Fortunately, Aurelia makes it easy to add in shared CSS styles. In-fact, if you use npx makes aurelia to create a new Aurelia 2 application and choose Shadow DOM, it automatically adds some code into main.ts which allows you to add shared CSS styles.

For those of you using Bootstrap or some generic CSS reset such as Normalize, you’re going to encounter a problem where CSS styles targeting classes will work, but anything that targets generic HTML tags like body will not be “shared” across your app, they will be ignored.

I encountered this issue while attempting to use Bootstrap 5 in an Aurelia 2 application. The solution I came up with might not be the best solution, but it’s an acceptable one.

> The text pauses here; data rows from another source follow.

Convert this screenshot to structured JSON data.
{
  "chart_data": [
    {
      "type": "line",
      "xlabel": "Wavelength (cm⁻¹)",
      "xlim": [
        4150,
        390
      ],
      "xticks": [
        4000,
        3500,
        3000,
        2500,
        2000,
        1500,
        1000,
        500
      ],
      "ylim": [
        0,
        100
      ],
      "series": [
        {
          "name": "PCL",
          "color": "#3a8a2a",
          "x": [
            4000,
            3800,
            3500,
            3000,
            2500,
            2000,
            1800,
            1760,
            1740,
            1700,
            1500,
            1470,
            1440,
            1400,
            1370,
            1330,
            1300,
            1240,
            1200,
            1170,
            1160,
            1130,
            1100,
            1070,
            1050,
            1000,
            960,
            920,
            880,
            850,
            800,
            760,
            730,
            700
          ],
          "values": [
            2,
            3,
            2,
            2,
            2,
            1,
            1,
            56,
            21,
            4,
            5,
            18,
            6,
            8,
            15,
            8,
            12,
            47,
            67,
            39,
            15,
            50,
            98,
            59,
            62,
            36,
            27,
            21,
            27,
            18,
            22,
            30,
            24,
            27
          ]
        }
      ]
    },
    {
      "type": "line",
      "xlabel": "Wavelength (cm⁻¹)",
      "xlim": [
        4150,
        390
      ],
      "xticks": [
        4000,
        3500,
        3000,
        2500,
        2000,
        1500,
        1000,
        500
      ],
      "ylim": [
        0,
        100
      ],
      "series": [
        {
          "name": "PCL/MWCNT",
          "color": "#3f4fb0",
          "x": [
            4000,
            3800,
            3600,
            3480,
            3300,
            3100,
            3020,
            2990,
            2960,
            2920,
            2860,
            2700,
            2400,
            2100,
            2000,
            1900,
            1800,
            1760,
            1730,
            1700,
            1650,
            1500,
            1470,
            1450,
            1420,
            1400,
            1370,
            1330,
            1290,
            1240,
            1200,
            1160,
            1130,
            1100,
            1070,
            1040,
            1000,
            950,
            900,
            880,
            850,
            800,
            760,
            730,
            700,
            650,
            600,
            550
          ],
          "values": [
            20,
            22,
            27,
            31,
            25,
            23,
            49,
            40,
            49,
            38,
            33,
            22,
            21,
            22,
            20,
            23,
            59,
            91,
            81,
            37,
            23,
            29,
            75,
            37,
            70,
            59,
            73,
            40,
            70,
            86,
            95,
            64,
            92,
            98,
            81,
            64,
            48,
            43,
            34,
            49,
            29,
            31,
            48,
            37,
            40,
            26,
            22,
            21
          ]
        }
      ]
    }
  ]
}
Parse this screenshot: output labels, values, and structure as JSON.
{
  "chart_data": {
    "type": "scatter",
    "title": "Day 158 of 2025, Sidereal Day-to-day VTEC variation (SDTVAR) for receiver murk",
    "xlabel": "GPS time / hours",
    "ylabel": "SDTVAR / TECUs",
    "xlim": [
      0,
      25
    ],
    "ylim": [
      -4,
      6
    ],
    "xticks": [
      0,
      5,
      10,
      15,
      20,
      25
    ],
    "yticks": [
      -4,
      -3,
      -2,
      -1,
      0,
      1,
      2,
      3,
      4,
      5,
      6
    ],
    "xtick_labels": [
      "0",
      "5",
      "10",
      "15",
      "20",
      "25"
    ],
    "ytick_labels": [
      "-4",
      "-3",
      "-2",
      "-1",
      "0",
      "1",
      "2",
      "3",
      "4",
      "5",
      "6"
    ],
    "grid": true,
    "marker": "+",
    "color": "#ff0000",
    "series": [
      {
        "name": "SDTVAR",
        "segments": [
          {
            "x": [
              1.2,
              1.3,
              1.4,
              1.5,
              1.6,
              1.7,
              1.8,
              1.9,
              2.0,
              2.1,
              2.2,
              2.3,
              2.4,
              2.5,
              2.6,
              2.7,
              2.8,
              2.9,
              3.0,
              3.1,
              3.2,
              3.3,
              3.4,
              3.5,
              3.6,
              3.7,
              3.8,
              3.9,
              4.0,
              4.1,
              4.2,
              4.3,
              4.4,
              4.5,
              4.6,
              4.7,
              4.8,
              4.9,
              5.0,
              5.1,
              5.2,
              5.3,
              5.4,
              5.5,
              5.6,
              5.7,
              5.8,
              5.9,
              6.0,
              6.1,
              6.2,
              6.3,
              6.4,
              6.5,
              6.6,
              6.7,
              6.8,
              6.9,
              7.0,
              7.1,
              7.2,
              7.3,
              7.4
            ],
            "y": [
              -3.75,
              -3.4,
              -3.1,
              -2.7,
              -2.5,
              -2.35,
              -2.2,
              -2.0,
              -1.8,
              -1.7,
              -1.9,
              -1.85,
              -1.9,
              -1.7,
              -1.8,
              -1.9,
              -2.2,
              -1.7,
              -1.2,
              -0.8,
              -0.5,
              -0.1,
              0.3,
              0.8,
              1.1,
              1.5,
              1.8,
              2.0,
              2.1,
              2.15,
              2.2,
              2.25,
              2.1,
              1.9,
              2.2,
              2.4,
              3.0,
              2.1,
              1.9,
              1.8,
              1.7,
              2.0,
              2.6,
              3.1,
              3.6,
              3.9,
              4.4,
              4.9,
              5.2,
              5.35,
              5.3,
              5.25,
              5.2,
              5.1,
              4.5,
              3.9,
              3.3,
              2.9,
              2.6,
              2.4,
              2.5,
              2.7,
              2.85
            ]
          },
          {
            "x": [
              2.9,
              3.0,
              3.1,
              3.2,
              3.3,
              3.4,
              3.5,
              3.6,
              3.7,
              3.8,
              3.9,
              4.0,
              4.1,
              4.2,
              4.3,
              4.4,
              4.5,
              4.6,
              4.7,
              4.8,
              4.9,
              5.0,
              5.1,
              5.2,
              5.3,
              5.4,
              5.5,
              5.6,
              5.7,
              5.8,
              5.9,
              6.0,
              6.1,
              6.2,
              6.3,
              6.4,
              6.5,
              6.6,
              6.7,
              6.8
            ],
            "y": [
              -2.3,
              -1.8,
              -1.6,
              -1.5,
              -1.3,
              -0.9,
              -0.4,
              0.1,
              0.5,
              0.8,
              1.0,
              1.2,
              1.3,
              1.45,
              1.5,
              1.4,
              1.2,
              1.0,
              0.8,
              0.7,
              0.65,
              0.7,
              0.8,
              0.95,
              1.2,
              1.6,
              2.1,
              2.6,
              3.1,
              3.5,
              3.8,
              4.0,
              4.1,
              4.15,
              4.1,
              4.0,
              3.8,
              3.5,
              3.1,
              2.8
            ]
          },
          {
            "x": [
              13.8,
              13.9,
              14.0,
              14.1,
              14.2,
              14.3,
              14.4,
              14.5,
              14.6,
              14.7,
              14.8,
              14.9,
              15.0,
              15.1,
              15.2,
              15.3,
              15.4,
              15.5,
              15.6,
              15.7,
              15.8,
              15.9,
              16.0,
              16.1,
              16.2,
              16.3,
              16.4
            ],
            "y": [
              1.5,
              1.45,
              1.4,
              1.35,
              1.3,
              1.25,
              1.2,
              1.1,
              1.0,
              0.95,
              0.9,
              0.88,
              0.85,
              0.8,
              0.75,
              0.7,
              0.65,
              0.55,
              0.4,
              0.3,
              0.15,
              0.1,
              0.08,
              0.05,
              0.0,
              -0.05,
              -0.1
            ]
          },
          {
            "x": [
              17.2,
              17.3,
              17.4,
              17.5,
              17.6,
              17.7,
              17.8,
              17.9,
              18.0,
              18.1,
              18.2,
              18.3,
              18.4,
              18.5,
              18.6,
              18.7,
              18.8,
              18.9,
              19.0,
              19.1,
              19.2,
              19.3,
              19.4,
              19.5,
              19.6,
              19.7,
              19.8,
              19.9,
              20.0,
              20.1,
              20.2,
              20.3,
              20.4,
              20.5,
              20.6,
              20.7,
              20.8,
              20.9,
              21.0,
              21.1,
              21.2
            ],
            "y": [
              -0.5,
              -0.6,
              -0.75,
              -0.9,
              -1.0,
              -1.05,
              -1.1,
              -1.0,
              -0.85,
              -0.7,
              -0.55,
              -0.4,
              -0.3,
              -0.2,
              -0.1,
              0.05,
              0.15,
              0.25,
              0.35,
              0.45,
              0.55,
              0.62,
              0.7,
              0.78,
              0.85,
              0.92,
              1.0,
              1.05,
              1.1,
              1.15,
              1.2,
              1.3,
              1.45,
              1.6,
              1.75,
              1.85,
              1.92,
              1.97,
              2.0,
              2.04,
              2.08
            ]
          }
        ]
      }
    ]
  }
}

Inside of your index.ejs file you want to add the Bootstrap 5 CSS file from the CDN they provide:

<link href="https://cdn.jsdelivr.net/npm/bootstrap@5.0.0-beta1/dist/css/bootstrap.min.css" rel="stylesheet" integrity="sha384-giJF6kkoqNQ00vy+HMDP7azOuL0xtbfIcaT9wjKHr8RbDVddVHyTfAAsrekwKmP1" crossorigin="anonymous">

Secondly, you want to make sure that Bootstrap 5 is installed (or relevant CSS library) and import the CSS from within your main.ts file.

import shared from './shared-styles.css';
import bootstrapStyles from 'bootstrap/dist/css/bootstrap.css';

Aurelia.register(
  StyleConfiguration.shadowDOM({
    sharedStyles: [bootstrapStyles, shared],
  })
)
  .app(MyApp)
  .start();

Because of the limitations of Shadow Dom and shared styles, I had to include it in my index.ejs file for the styling for HTML elements and then shared for the classes. It might seem a bit redundant, but it worked for my needs. I am sure there must be a way to handle all of this with Webpack, right now, I am just too lazy to find out.

I wrote this article because I know others are going to encounter the same issues and it just saves time and hassle.